The Ghana Statistical Service will soon announce outcomes of its economy rebasing exercise using 2013 as base year. Rebasing can be described as a statistical exercise undertaken to reflect the contributions of all economic sectors in more current prices.

The caveat remains that rebasing outcomes are not on account of current productivity trends and direct government policy decisions within an economy.

Though rebasing creates an artificial expansion of the monetary size of an economy (i.e. higher GDP leading to higher per capita income and reduced Debt-GDP ratio), this non-productive expansion is not an impetus for rash and increased borrowing.

Exploiting this mere statistical effect (fiscal space) must be prudently measured against tax revenue to GDP ratio to ensure debt sustainability.

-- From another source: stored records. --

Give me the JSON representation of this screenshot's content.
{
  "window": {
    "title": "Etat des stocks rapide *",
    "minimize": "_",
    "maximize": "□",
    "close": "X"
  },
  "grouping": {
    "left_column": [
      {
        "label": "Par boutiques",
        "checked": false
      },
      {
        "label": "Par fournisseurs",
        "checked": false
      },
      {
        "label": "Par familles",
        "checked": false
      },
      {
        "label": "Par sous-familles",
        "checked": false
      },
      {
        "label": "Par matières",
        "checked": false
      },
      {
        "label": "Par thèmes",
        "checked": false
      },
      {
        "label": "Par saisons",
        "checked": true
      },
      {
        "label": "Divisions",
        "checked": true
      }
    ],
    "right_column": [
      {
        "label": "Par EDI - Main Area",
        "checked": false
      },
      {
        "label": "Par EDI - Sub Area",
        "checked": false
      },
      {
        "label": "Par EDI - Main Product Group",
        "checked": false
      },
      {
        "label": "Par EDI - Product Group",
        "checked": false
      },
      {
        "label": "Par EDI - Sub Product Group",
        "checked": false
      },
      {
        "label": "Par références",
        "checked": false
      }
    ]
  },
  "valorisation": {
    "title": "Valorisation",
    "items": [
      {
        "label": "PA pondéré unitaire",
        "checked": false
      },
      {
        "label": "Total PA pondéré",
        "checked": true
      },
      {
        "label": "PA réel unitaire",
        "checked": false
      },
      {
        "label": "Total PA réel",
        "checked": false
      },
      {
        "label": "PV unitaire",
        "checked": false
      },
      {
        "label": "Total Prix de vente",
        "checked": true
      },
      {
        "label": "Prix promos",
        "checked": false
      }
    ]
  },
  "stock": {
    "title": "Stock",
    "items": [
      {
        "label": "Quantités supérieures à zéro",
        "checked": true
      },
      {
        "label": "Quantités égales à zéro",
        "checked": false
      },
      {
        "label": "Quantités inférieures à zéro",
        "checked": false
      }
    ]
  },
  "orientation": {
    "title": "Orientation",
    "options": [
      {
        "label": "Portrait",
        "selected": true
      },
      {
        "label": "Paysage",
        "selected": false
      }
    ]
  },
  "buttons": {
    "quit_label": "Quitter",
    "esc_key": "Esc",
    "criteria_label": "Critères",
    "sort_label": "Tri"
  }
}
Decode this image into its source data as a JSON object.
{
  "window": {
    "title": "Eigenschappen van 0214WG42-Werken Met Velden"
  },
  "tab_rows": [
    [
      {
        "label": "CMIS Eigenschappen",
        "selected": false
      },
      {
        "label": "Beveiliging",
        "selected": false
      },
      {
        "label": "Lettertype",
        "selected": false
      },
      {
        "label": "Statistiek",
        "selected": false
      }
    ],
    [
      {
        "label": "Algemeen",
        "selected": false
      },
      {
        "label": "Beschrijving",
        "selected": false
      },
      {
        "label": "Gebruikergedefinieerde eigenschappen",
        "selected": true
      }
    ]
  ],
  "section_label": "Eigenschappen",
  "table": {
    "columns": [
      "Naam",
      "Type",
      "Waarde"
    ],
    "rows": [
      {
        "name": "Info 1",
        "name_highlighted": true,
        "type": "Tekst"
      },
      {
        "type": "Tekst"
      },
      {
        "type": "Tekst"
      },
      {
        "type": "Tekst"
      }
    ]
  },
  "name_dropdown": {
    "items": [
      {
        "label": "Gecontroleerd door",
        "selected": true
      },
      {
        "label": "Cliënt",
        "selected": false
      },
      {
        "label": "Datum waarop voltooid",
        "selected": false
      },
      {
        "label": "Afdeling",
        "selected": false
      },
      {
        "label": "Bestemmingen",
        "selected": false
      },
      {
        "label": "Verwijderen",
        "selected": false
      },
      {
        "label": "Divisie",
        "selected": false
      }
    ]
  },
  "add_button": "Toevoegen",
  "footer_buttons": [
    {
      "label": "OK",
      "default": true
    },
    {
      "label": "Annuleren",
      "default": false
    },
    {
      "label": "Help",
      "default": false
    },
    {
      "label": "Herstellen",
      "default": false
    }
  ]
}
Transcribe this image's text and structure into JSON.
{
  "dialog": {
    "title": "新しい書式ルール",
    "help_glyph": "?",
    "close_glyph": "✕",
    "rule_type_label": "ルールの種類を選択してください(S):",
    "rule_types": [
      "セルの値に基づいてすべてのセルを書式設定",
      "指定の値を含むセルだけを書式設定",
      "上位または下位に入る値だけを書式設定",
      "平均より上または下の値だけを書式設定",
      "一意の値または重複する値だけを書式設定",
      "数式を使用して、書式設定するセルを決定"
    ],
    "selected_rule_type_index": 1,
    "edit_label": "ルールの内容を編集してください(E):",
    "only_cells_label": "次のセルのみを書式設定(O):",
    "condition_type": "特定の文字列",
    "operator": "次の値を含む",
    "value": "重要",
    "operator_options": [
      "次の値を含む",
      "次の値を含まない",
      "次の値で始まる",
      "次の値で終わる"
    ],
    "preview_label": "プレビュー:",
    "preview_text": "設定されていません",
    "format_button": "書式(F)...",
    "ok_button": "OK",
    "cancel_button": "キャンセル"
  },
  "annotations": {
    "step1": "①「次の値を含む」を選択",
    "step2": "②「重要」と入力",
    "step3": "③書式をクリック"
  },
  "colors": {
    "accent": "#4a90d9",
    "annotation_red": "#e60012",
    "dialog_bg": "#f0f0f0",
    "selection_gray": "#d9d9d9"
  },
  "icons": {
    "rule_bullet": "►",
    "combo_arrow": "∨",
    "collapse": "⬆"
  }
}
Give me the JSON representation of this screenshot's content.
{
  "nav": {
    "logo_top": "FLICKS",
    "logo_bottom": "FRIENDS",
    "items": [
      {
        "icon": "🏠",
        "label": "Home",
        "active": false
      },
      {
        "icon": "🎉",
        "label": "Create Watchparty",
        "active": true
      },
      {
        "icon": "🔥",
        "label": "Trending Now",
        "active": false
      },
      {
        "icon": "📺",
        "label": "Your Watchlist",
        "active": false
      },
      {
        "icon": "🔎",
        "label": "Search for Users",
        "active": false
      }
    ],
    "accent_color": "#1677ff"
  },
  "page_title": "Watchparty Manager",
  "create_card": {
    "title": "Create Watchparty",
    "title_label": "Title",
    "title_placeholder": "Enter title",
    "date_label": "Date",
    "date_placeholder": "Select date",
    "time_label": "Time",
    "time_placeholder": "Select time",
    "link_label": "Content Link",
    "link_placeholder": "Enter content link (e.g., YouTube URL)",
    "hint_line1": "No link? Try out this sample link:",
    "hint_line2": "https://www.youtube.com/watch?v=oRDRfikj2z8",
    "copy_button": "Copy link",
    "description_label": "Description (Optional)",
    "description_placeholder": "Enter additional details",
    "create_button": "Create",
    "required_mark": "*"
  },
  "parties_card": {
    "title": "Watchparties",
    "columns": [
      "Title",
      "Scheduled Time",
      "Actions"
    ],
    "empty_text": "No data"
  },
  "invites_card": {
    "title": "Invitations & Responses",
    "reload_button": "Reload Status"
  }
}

Notably, Ghana’s tax to GDP ratio dipped further from 12.4% in October 2017 to 7.1% by June 2018 coupled with a significantly low capital expenditure to GDP ratio of 1.1% (June 2018), a drop from 2.2% in 2017.

The reality of these economic fundamentals is that Ghana’s ability to repay its debts remains gloomy and any further borrowing on account of the artificial expansion will create debt overhang.

The recent Nigerian post-rebasing recession experience also signals why Ghana must avoid borrowing on account of artificial expansion.

Economic Implications:

1. Short-term revenue performance measures by government could mean upward review of taxes in the 2019 budget.

2. Grants in aid of vulnerable sectors of the economy could dip further as has been the case post middle income status, coupled with exit signals from the donor community premised on government’s undocumented policy of “Ghana Beyond Aid”.

3. The tendency to interpret higher per capita income as a true reflection of improved livelihoods could provoke public anger.

The Centre for Socioeconomic Studies (CSS), guided by these facts, believes that the post-rebasing focus of government should be on fiscal prudence through improved tax and non tax revenue performance to spur productive expansion of the Ghanaian economy and accommodate the high expenditures building from numerous manifesto promises.